The Internals Toolkit
Research in this area relies on specialized tools and techniques. TransformerLens provides hook-based access to every computational step in GPT-style models. Baukit offers similar capabilities with a different API. Manual probing techniques use linear classifiers trained on hidden states to detect specific features. The logit lens technique traces how the model's predictions evolve layer by layer, revealing where safety interventions occur and how they can be circumvented.

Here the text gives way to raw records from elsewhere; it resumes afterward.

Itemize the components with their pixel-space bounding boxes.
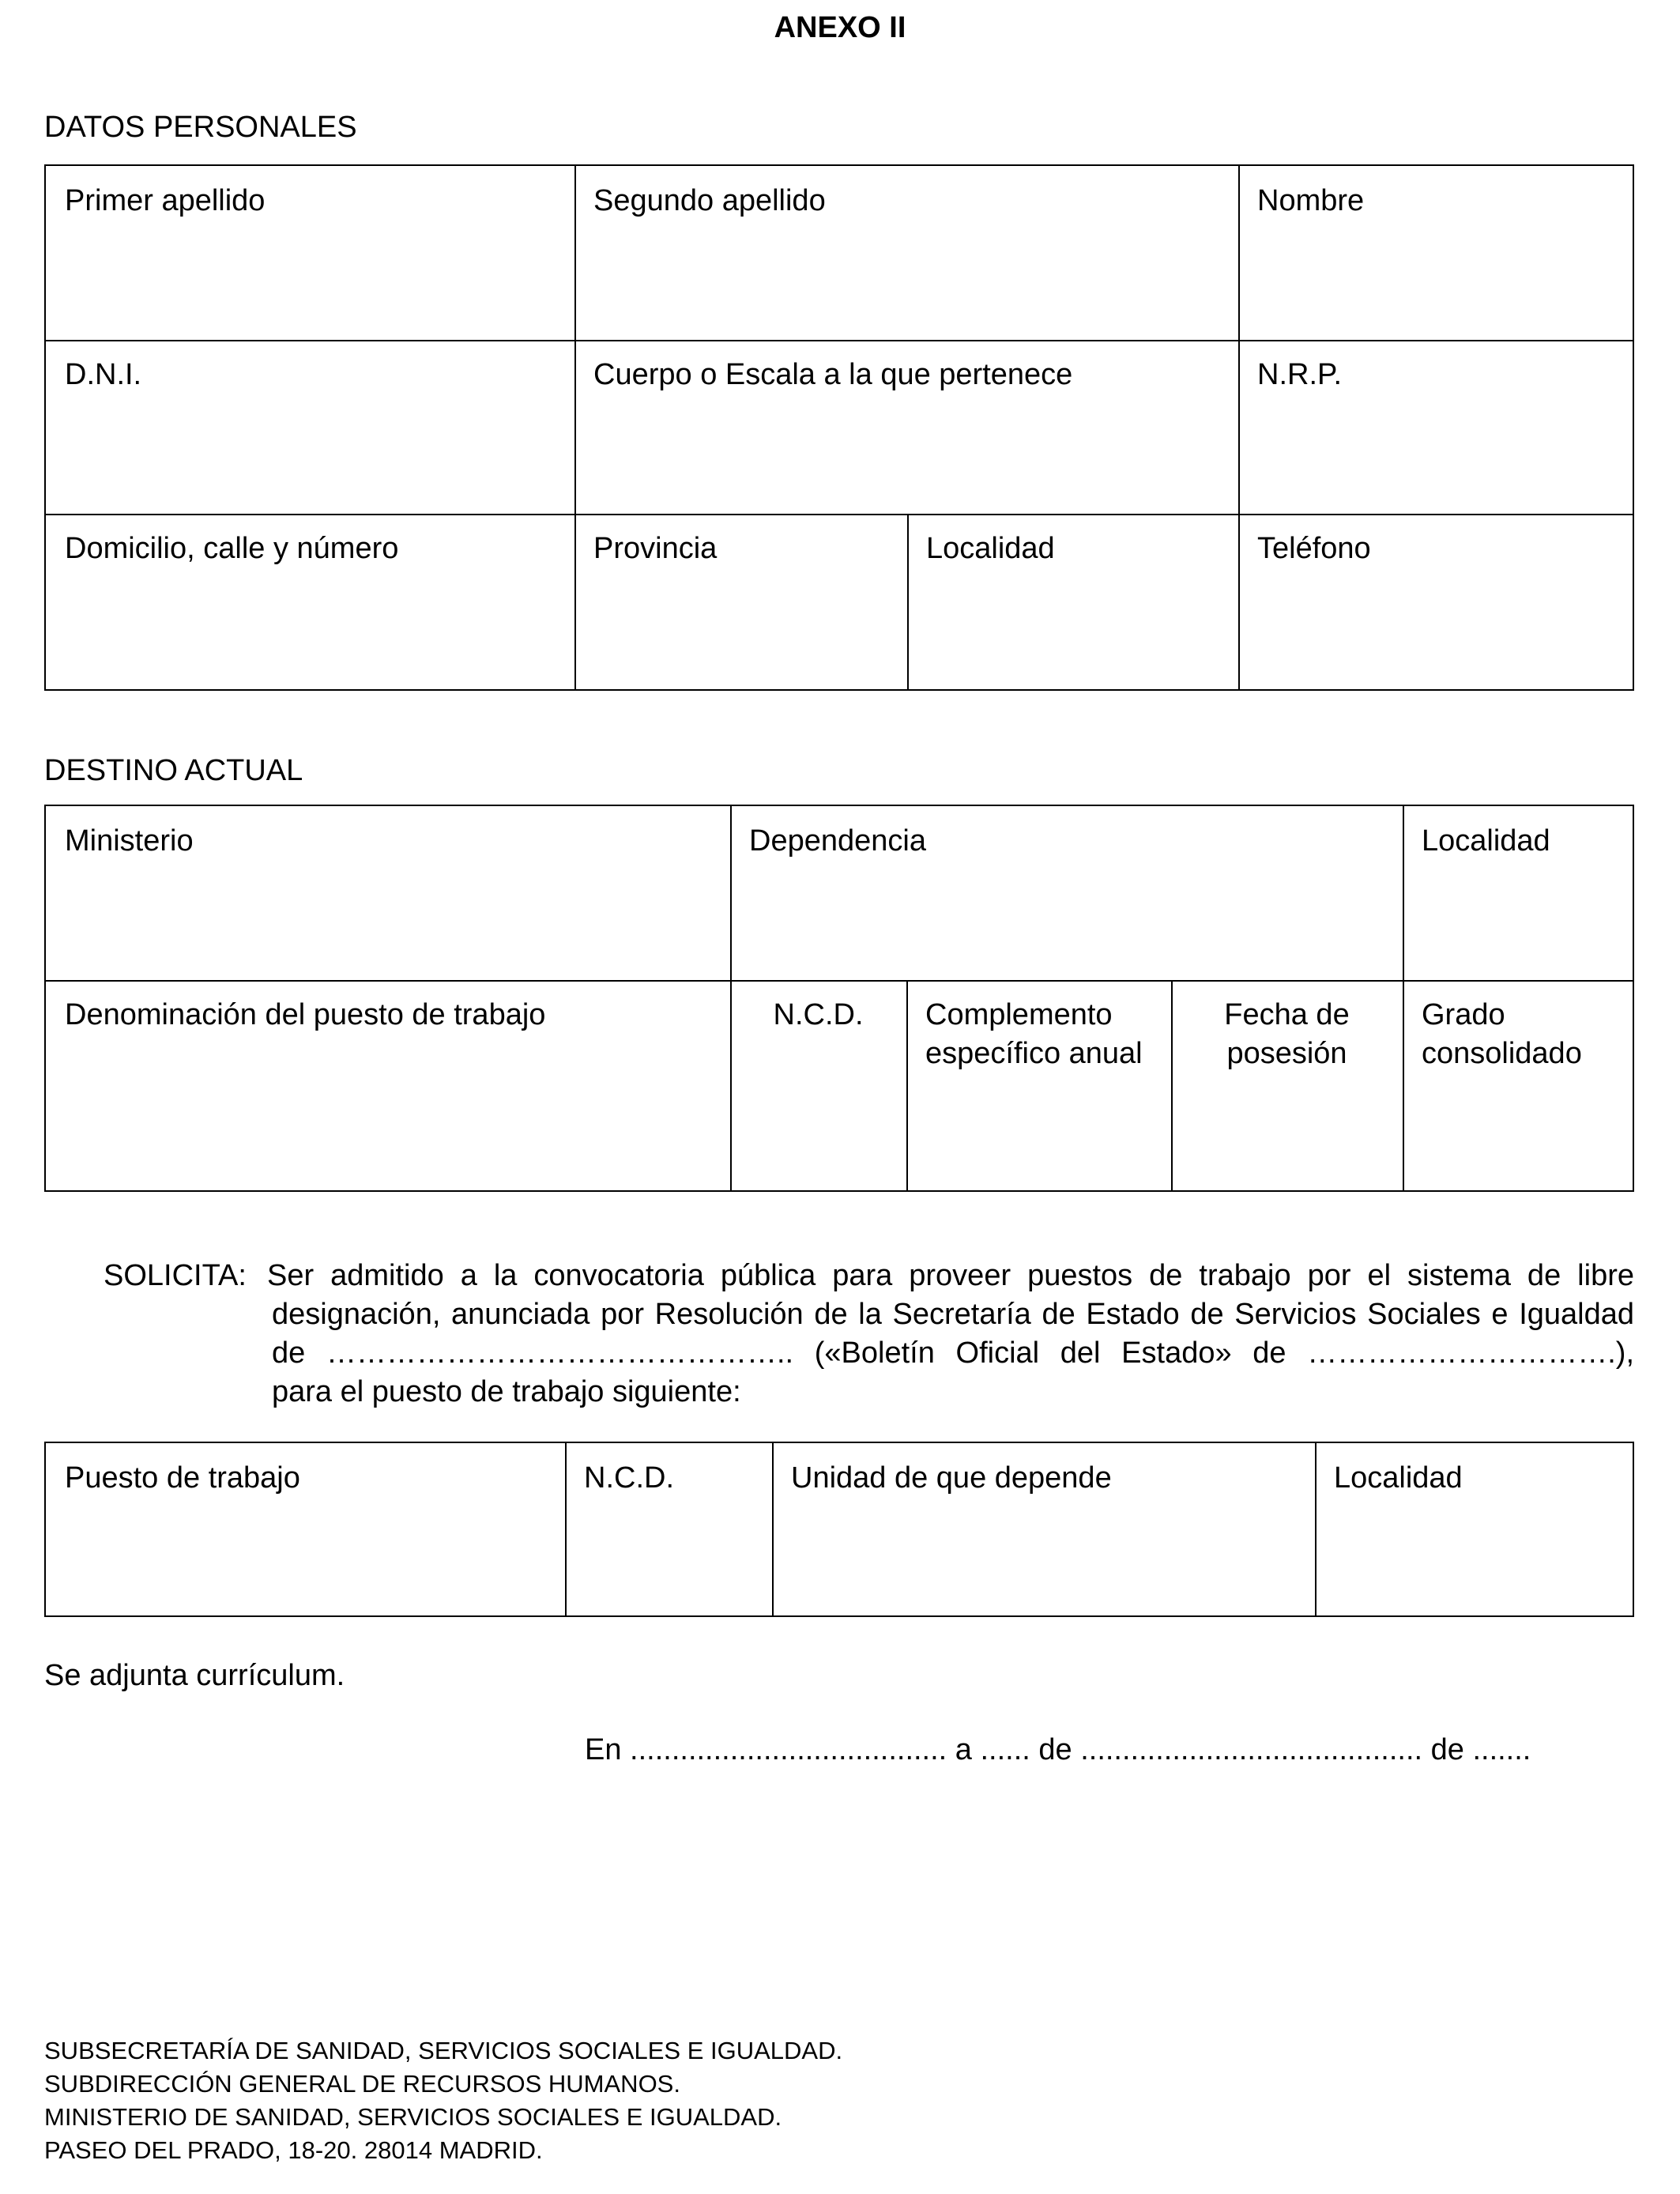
field-dependencia[interactable]: Dependencia xyxy=(749,824,926,858)
solicita-line-4: para el puesto de trabajo siguiente: xyxy=(272,1375,741,1408)
field-localidad-destino[interactable]: Localidad xyxy=(1422,824,1550,858)
field-cuerpo-escala[interactable]: Cuerpo o Escala a la que pertenece xyxy=(593,358,1073,391)
solicita-line-3[interactable]: de ……………………………………….. («Boletín Oficial del Estado» de ………………………….), xyxy=(272,1336,1634,1370)
field-grado-consolidado[interactable]: Grado consolidado xyxy=(1422,998,1582,1070)
date-line[interactable]: En ...................................... a ...... de ......................................... de ....... xyxy=(585,1733,1531,1766)
field-localidad[interactable]: Localidad xyxy=(926,532,1055,565)
field-ncd-actual[interactable]: N.C.D. xyxy=(773,998,864,1031)
solicita-line-1: Ser admitido a la convocatoria pública para proveer puestos de trabajo por el sistema de libre xyxy=(267,1259,1634,1292)
field-unidad-depende[interactable]: Unidad de que depende xyxy=(791,1461,1112,1495)
adjunta-curriculum: Se adjunta currículum. xyxy=(44,1659,345,1692)
footer-line-4: PASEO DEL PRADO, 18-20. 28014 MADRID. xyxy=(44,2136,543,2164)
page-title: ANEXO II xyxy=(774,11,906,44)
field-denominacion-puesto[interactable]: Denominación del puesto de trabajo xyxy=(65,998,546,1031)
field-nombre[interactable]: Nombre xyxy=(1257,184,1365,217)
section-heading-destino-actual: DESTINO ACTUAL xyxy=(44,754,303,787)
field-complemento-especifico[interactable]: Complemento específico anual xyxy=(925,998,1143,1070)
field-puesto-trabajo[interactable]: Puesto de trabajo xyxy=(65,1461,300,1495)
section-heading-datos-personales: DATOS PERSONALES xyxy=(44,111,357,144)
puesto-solicitado-table xyxy=(44,1442,1634,1617)
field-primer-apellido[interactable]: Primer apellido xyxy=(65,184,266,217)
field-domicilio[interactable]: Domicilio, calle y número xyxy=(65,532,399,565)
footer-line-3: MINISTERIO DE SANIDAD, SERVICIOS SOCIALES E IGUALDAD. xyxy=(44,2103,782,2131)
footer-line-2: SUBDIRECCIÓN GENERAL DE RECURSOS HUMANOS. xyxy=(44,2070,680,2098)
footer-line-1: SUBSECRETARÍA DE SANIDAD, SERVICIOS SOCIALES E IGUALDAD. xyxy=(44,2037,843,2064)
field-ministerio[interactable]: Ministerio xyxy=(65,824,194,858)
field-fecha-posesion[interactable]: Fecha de posesión xyxy=(1224,998,1350,1070)
field-dni[interactable]: D.N.I. xyxy=(65,358,142,391)
field-provincia[interactable]: Provincia xyxy=(593,532,718,565)
field-telefono[interactable]: Teléfono xyxy=(1257,532,1371,565)
field-nrp[interactable]: N.R.P. xyxy=(1257,358,1343,391)
field-localidad-puesto[interactable]: Localidad xyxy=(1334,1461,1463,1495)
field-segundo-apellido[interactable]: Segundo apellido xyxy=(593,184,826,217)
solicita-line-2: designación, anunciada por Resolución de la Secretaría de Estado de Servicios Sociales e Igualdad xyxy=(272,1298,1634,1331)
solicita-label: SOLICITA: xyxy=(104,1259,247,1292)
field-ncd-puesto[interactable]: N.C.D. xyxy=(584,1461,674,1495)
destino-actual-table xyxy=(44,805,1634,1192)
datos-personales-table xyxy=(44,164,1634,691)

These tools transform the model from an opaque function into a transparent system where every computation can be inspected, measured, and potentially manipulated. The transition from black-box to white-box testing is analogous to the difference between testing a web application through its UI versus having access to its source code, database, and runtime state.
What You'll Learn in This Section
- LLM Internals for Exploit Developers -- Activation analysis, hidden state extraction, activation steering, attention pattern analysis, logit manipulation, tokenizer security, context window internals, and safety neuron identification
- Alignment Internals & Bypass Primitives -- How alignment is implemented at the activation level, adversarial suffix generation from gradient information, and techniques for selectively disabling safety behaviors
- Embedding Space Exploitation -- Geometric properties of embedding spaces, adversarial examples in continuous space, and cross-modal attacks that exploit shared embedding representations
Prerequisites
This section requires significant technical background:
- Deep understanding of transformer architecture from Transformer Architecture -- attention mechanisms, residual streams, MLP layers
- Linear algebra fundamentals -- matrix operations, vector spaces, projections, and eigendecomposition
- Python ML tooling -- PyTorch, HuggingFace Transformers, and comfort with tensor operations
- Embeddings knowledge from Embeddings & Vector Systems
- Access to open-weight models -- Most techniques require full weight access (LLaMA, Mistral, Pythia, etc.)